There’s probably an undetermined sweet spot in there somewhere, according to those who study such things, where a dive, timed right, yields a better result. But no one has identified that spot, and even if they did, imagine trying to make that decision running as fast as sprinters run. “It’s more of a flight-or-fight thing,” Reiff says, “which is part of what makes the Olympics great, how much it means, the high risk.”

Sometimes, the dives work, though. Neville won bronze by 0.04 seconds. Tucker won first by 0.09. And in the 2016 Games, Shaunae Miller-Uibo of the Bahamas edged Allyson Felix in the 400-meter sprint by 0.41 seconds. Miller-Uibo triumphed because she left her feet, right in that sweet spot, apparently. Had she remained upright, most experts believe she would have lost. Now, she has the gold medal to prove that diving occasionally nets the ideal finish.

“I’ve never done it before,” she told reporters. “I have cuts and bruises, a few burns. It hurts.”

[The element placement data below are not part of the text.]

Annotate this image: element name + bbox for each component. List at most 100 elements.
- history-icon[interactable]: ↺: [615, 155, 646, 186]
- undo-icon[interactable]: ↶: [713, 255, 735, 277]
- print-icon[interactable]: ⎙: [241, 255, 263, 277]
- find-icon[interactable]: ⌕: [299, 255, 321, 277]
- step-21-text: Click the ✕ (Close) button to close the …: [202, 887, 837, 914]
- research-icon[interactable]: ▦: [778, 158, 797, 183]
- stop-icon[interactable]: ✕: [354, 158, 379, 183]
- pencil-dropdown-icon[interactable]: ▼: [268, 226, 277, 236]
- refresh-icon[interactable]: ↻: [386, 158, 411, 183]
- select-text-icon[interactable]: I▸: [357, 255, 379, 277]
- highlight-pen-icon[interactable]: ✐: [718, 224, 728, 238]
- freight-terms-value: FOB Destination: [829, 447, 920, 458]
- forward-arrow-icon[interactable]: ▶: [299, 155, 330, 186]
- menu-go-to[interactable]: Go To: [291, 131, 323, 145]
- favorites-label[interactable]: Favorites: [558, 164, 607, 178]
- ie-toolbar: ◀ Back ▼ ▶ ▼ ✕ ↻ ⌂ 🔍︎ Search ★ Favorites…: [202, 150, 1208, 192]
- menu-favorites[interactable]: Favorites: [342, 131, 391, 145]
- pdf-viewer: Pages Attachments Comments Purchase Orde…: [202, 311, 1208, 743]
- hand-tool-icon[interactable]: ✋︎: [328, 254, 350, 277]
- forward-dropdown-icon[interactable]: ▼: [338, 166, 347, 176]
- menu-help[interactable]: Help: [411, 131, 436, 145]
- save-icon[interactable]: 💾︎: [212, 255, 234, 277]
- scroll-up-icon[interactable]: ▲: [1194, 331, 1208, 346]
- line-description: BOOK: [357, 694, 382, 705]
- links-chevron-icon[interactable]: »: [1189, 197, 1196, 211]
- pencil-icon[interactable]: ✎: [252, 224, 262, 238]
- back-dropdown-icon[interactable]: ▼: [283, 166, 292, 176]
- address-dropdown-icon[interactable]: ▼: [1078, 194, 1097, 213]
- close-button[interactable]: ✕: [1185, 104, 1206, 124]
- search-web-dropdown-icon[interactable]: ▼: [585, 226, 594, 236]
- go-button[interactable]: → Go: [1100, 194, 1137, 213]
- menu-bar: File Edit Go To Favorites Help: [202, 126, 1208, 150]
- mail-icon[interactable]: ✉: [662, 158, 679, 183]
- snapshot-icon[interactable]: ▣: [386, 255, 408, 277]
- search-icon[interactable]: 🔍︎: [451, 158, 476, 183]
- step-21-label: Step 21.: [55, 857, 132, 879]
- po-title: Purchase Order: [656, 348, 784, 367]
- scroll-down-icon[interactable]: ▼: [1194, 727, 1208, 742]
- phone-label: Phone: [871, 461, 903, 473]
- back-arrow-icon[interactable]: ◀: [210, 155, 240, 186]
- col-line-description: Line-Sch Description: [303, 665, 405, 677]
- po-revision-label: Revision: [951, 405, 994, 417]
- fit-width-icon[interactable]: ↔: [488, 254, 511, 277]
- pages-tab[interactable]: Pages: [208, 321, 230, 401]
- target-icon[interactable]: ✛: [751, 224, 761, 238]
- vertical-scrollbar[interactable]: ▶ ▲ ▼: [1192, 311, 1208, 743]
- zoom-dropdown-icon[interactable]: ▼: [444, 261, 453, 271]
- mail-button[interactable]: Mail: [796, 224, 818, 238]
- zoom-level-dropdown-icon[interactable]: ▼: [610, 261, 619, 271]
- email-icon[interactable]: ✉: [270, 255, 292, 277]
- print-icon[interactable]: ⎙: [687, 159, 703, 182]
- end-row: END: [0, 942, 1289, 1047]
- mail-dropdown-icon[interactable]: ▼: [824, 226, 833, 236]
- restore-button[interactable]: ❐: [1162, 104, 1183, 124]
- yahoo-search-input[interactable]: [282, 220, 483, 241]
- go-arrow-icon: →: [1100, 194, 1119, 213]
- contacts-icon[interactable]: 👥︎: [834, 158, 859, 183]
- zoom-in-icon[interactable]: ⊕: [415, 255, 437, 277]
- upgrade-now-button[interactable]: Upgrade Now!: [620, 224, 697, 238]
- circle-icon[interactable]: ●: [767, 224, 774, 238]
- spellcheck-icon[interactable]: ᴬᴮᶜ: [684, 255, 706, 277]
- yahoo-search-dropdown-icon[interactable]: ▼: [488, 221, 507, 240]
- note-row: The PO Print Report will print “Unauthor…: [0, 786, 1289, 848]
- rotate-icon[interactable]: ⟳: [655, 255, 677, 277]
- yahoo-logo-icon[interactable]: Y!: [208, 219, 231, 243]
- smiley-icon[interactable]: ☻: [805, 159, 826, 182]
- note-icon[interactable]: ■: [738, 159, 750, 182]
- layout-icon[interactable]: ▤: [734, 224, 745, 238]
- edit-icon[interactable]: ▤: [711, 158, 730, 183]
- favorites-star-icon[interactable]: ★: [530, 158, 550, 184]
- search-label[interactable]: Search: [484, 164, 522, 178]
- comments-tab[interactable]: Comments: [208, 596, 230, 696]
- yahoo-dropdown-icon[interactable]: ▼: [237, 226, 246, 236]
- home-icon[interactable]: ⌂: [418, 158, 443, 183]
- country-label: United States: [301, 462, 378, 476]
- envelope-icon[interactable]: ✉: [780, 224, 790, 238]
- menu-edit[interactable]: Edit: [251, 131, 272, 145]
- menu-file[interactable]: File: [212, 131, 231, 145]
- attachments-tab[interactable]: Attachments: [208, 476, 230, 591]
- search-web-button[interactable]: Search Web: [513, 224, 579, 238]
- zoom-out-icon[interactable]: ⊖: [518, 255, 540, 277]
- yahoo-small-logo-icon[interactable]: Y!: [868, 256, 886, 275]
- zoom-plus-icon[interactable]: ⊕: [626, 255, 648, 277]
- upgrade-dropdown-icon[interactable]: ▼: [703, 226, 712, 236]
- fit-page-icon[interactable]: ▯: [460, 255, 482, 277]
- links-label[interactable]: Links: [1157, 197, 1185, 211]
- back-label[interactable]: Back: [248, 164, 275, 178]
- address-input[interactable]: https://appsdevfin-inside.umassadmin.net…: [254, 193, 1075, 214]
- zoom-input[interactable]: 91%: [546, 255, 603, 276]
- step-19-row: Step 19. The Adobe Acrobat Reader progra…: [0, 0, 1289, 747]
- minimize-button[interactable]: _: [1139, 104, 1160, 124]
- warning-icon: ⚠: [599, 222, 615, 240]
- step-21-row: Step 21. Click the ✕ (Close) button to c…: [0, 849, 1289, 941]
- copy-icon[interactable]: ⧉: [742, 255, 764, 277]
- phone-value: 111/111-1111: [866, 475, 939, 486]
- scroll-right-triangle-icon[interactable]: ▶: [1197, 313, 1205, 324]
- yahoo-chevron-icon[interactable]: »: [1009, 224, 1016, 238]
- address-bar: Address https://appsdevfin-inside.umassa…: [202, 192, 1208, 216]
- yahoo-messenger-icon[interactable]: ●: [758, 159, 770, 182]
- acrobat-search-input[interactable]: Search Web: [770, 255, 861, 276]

This moment sparked a mild controversy, where something only few in the world have actually read was disseminated widely: The Olympic track and field rulebook. On this matter, the rules are clear. The first sprinter/hurdler/runner whose torso crosses the vertical plane of the closest edge of the finish line wins. In this case, the torso is defined as not the “head, neck, arms, legs, hands or feet.”

As Olympic track and field continued Thursday, there was desperation at the finish line, athletes who trained for five years this cycle and the goals they ran toward. That few of them tried a dive spoke to the science, the inherent risk and track burns, rather than carpet ones. Neville, though, will always have his moment—and the medal it made possible.